Problems that are illegible to leaders and policymakers are also more likely to be illegible to researchers and funders, and hence neglected. I think these considerations have been implicitly or intuitively driving my prioritization of problems to work on, but only appeared in my conscious, explicit reasoning today.
(The idea/argument popped into my head upon waking up today. I think my brain was trying to figure out why I felt inexplicably bad upon hearing that Joe Carlsmith was joining Anthropic to work on alignment, despite repeatedly saying that I wanted to see more philosophers working on AI alignment/x-safety. I now realize what I really wanted was for philosophers, and more people in general, to work on the currently illegible problems, especially or initially by making them more legible.)
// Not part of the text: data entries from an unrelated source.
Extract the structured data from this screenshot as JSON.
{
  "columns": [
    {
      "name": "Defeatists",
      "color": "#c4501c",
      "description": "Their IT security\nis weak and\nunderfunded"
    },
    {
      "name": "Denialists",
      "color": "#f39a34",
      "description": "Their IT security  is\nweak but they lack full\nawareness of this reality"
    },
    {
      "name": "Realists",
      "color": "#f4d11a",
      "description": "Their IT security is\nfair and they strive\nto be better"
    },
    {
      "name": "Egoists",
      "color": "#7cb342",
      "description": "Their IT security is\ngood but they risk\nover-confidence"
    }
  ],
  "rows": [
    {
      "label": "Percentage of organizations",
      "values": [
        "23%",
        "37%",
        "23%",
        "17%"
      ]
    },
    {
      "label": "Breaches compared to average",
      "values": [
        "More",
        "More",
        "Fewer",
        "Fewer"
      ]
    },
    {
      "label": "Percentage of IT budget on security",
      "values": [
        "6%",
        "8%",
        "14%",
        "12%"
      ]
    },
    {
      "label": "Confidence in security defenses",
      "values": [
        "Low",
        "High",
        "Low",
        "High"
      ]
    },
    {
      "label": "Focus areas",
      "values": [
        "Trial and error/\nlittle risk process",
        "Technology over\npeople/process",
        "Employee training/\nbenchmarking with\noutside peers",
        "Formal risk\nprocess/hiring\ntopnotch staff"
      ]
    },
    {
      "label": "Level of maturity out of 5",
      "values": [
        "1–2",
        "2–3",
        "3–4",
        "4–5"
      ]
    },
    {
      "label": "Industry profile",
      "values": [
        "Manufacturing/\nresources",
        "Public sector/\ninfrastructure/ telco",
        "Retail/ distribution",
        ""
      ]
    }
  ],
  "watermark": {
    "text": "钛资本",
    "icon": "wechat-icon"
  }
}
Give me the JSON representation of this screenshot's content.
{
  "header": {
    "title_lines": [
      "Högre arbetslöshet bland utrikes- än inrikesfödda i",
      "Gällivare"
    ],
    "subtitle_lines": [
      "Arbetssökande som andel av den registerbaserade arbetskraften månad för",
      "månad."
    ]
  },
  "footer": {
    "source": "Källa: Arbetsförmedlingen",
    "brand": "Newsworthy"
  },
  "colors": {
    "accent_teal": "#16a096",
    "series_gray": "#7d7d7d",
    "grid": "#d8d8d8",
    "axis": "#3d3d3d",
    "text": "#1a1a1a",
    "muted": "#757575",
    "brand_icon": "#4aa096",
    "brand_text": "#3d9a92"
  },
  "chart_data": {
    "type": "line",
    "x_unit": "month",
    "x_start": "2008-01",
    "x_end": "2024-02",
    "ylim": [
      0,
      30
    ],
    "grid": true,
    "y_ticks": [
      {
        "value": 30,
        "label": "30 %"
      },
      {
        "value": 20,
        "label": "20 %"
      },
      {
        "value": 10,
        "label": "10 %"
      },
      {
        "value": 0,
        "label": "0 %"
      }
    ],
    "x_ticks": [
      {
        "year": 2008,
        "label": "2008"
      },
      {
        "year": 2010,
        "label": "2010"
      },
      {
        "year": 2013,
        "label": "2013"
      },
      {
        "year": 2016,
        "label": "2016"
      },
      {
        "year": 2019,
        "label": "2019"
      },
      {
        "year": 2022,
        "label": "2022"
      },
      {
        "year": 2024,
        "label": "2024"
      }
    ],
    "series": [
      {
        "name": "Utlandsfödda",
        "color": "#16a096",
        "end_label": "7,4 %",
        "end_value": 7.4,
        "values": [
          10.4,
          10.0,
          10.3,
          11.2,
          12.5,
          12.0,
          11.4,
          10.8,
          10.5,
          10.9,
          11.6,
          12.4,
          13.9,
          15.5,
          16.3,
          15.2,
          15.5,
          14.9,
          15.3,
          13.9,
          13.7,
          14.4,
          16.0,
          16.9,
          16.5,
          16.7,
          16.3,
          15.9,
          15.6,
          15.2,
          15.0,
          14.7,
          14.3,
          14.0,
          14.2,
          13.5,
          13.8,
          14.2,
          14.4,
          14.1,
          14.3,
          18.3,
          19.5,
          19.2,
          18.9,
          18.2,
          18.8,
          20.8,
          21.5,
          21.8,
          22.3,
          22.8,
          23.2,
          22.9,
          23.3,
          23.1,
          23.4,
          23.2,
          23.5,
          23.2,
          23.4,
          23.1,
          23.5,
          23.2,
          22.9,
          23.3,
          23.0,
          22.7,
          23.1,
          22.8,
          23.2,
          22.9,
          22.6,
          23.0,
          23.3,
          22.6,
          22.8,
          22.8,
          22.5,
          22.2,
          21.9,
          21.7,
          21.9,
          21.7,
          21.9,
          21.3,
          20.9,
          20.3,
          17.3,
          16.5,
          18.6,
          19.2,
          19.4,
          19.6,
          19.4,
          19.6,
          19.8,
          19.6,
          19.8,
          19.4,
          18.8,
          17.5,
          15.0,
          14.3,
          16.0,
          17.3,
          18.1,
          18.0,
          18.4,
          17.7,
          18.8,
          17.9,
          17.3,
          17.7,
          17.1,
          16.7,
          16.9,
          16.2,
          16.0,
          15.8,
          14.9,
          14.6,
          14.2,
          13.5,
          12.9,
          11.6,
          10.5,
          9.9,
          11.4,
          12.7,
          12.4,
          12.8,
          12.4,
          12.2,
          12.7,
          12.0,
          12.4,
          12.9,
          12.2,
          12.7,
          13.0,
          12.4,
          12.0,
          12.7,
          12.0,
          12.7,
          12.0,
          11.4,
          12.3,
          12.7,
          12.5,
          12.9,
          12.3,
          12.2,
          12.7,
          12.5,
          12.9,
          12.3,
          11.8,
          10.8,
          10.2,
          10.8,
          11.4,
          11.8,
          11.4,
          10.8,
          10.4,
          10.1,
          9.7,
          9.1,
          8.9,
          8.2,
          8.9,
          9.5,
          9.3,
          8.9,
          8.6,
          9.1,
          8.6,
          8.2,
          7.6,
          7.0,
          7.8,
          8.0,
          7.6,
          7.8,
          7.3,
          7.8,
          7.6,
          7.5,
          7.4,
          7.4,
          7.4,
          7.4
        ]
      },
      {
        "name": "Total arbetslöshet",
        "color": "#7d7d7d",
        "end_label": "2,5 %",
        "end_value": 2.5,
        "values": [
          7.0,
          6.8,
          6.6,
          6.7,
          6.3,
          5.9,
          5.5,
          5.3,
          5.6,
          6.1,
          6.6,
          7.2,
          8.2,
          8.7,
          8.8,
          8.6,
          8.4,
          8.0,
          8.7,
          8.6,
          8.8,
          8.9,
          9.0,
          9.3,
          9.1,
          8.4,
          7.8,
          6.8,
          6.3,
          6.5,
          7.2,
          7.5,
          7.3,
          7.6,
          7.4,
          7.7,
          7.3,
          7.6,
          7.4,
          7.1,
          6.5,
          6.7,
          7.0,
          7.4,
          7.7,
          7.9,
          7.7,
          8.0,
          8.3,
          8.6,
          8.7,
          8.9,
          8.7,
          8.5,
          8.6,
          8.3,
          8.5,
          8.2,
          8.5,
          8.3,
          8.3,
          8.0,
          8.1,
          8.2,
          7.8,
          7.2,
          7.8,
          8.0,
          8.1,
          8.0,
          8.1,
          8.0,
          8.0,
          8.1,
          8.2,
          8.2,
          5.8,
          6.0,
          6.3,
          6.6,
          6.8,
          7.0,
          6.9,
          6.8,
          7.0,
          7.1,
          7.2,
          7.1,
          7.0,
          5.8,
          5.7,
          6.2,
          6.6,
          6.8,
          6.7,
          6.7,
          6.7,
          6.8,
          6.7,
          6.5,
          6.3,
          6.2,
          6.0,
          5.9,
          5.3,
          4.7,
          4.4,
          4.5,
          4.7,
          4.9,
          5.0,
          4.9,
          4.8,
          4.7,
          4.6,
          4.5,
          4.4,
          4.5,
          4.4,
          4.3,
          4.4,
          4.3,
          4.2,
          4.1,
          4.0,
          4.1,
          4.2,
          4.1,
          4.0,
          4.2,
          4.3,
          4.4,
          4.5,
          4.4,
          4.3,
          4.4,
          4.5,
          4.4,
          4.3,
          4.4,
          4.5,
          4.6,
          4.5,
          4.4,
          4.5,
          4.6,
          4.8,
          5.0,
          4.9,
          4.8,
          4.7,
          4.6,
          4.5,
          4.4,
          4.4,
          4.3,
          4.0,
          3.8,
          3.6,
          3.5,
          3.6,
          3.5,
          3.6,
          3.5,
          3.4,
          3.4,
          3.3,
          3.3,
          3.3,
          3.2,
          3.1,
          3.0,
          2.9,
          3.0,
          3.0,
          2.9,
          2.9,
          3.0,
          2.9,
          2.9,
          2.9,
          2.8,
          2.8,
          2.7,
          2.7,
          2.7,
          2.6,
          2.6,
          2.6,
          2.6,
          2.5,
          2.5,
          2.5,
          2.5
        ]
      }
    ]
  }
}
I think this dynamic may be causing a general divide among the AI safety community. Some intuit that highly legible safety work may have a negative expected value, while others continue to see it as valuable, perhaps because they disagree with or are unaware of this line of reasoning. I suspect this logic may even have been described explicitly before[1], for example in discussions about whether working on RLHF was net positive or negative[2]. If so, my contribution here is partly just to generalize the concept and give it a convenient handle.
Perhaps the most important strategic insight resulting from this line of thought is that making illegible safety problems more legible is of the highest importance, more so than directly attacking legible or illegible ones, the former due to the aforementioned effect of accelerating timelines, and the latter due to the unlikelihood of solving a problem and getting the solution incorporated into deployed AI, while the problem is obscure or hard to understand, or in a cognitive blind spot for many, including key decision makers.
Edit: Many people have asked for examples of illegible problems. I wrote a new post listing all of the AI safety problems that I've tried to make more legible over the years, in part to answer this request. Some have indeed become more legible over time (perhaps partly due to my efforts), while others remain largely illegible to many important groups.
I would welcome any relevant quotes/citations.
Paul Christiano's counterargument, abstracted and put into current terms, can perhaps be stated as that even taking this argument for granted, sometimes a less legible problem, e.g., scalable alignment, has more legible problems, e.g., alignment of current models, as prerequisites, so it's worth working on something like RLHF to build up the necessary knowledge and skills to eventually solve the less legible problem. If so, besides pushing back on the details of this dependency and how promising existing scalable alignment approaches are, I would ask him to consider whether there are even less legible problems than scalable alignment, that would be safer and higher value to work on or aim for.